Eclectic Curiosity

Posted on May 2nd, 2003, by Steve Hardy in Archives, Uncategorized. No Comments

Designers: Time for Change. In this Communication Arts column Clement Mok laments the state of the design profession and proposing bold new steps for it in order to regain its rightful place in business.

Although design is one of the most profoundly powerful disciplines in our modern information culture, its identity as a profession is in a state of incoherent disarray verging on crisis. The economic slowdown and tenuous world situation provide us an opportunity to come together as designers to articulate and organize our professional culture, to enhance our recognition and prestige within the context of an increasingly design-reliant information economy and to wield our influence in ways that will benefit humanity and the planet. …

Every juncture of information creation, storage, retrieval, distribution and use entails design. If we think about this, it is clear that there should be no profession in higher demand than that of the designer: the potential applications of design skills, and the need for those skills to distinguish and empower any given information commodity, are overwhelming.

Nevertheless, and even improbably, designers are currently a divided, fractious lot, whose professional esteem is considerably lower than it should be.
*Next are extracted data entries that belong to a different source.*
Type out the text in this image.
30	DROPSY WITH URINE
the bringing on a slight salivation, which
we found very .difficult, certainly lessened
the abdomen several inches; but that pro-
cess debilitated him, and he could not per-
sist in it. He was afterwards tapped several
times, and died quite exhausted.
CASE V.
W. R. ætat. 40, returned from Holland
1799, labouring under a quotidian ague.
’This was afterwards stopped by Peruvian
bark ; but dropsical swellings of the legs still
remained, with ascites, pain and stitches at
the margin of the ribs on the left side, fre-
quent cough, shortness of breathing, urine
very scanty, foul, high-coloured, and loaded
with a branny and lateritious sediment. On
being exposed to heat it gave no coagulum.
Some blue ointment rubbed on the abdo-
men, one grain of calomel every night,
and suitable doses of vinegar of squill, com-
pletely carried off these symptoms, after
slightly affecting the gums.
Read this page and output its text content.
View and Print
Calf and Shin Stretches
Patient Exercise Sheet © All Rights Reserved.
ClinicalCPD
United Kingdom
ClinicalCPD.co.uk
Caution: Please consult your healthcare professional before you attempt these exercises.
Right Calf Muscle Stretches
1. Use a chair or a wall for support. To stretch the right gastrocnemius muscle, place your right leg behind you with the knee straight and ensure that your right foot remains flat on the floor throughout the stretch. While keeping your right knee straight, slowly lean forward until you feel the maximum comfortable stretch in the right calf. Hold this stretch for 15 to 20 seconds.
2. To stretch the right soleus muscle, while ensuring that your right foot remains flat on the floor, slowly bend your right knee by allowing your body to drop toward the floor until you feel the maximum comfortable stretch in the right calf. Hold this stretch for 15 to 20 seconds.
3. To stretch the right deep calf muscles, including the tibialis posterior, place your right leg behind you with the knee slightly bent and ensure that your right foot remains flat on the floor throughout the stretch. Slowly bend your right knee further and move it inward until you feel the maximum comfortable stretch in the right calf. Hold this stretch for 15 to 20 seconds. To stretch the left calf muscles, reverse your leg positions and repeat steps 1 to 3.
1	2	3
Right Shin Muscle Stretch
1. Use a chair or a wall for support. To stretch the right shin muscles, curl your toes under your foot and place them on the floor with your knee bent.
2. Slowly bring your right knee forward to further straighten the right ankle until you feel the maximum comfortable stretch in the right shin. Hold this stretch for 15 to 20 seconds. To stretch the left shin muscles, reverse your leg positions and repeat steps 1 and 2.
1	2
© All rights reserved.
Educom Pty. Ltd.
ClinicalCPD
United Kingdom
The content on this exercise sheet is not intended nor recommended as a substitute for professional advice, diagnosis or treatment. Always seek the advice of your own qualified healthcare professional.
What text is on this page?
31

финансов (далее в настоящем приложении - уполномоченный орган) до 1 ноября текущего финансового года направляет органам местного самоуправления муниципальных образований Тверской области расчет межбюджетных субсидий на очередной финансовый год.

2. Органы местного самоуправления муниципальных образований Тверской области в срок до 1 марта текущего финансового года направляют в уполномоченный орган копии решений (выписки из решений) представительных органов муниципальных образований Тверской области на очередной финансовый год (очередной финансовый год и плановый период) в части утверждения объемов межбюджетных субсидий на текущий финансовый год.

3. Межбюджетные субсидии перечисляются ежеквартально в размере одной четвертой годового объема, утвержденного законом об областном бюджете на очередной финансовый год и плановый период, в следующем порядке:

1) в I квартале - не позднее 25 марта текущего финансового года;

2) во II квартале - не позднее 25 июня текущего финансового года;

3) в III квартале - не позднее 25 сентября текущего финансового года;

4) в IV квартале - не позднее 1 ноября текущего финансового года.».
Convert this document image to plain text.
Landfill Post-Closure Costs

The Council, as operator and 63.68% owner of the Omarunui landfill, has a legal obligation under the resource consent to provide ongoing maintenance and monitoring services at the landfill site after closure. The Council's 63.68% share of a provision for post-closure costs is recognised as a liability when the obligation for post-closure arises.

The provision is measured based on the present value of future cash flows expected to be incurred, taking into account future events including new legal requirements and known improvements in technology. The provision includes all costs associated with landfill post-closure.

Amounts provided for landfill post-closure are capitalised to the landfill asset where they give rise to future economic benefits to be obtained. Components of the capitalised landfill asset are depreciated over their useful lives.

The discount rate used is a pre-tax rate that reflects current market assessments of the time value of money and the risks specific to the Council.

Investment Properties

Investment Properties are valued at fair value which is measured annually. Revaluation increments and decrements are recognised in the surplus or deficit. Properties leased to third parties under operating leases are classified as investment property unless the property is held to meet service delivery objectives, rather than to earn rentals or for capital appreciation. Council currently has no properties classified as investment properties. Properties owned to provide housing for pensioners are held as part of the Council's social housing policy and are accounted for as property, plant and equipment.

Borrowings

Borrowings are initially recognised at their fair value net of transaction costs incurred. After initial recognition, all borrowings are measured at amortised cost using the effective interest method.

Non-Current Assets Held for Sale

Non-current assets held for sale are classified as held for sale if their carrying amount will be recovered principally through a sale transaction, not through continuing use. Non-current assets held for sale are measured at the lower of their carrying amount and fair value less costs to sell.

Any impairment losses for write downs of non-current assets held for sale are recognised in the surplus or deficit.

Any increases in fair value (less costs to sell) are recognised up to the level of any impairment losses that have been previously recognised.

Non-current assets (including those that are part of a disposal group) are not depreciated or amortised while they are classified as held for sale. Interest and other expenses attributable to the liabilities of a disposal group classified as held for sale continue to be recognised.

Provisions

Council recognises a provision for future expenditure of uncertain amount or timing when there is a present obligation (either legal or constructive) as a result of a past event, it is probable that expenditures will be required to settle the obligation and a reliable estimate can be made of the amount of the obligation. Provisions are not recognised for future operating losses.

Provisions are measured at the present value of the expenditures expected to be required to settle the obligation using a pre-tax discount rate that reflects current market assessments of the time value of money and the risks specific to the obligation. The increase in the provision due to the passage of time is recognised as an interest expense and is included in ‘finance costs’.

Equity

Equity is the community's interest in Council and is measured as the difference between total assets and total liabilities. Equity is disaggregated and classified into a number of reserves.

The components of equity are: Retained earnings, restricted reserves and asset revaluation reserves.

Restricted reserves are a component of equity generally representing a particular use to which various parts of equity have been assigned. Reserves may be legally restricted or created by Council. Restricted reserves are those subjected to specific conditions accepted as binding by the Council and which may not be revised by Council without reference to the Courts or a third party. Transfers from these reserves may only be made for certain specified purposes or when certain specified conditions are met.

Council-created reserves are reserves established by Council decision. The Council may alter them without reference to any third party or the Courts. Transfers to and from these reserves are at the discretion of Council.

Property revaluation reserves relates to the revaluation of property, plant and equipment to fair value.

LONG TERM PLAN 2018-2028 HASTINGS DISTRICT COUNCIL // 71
Unlike other skilled professionals, designers are viewed as outsiders of uncertain prestige, and are frequently excluded from participation in business enterprises except in a narrowly circumscribed, post-hoc context. A consideration of principles would suggest that a skilled designer should be present throughout a development project, to facilitate cohesion and effectiveness of planning and execution. Instead, designers are often summoned to perform only limited, specific tasks after managerial and fiscal specialists have already made crucial decisions—often inefficiently with little or no depth to their understanding of the dynamics of information and its consequences. These problems all point to the need for us to define, and to design, what is meant by design.

Reading this I was reminded of a fascinating sociology course I once took about complex organizations. One of the topics was isomorphism, a peculiar force that – in a variety of ways – ultimately makes most organizations very much alike. And it all hinges on legitimacy. This, essentially, is what Mok argues that design has too little of – and he is right. However, the problem is much more difficult to solve than how he is suggesting. Accountants are a powerful group because they must all comply to fairly universal standards; lawyers are all governed by the same laws; even programmers must follow the same rigid protocols. Designers have considerably fewer restraints and are in fact often sought out for their abilities to shun similarities. Clients hire designers for their originality, not for their conformity. Great, except that it removes the desire for standards, it reduces barriers to entry that turn away the hacks and it discourages movement in groups that can command power at the bargaining table. The onus is on the individual designers and design firms.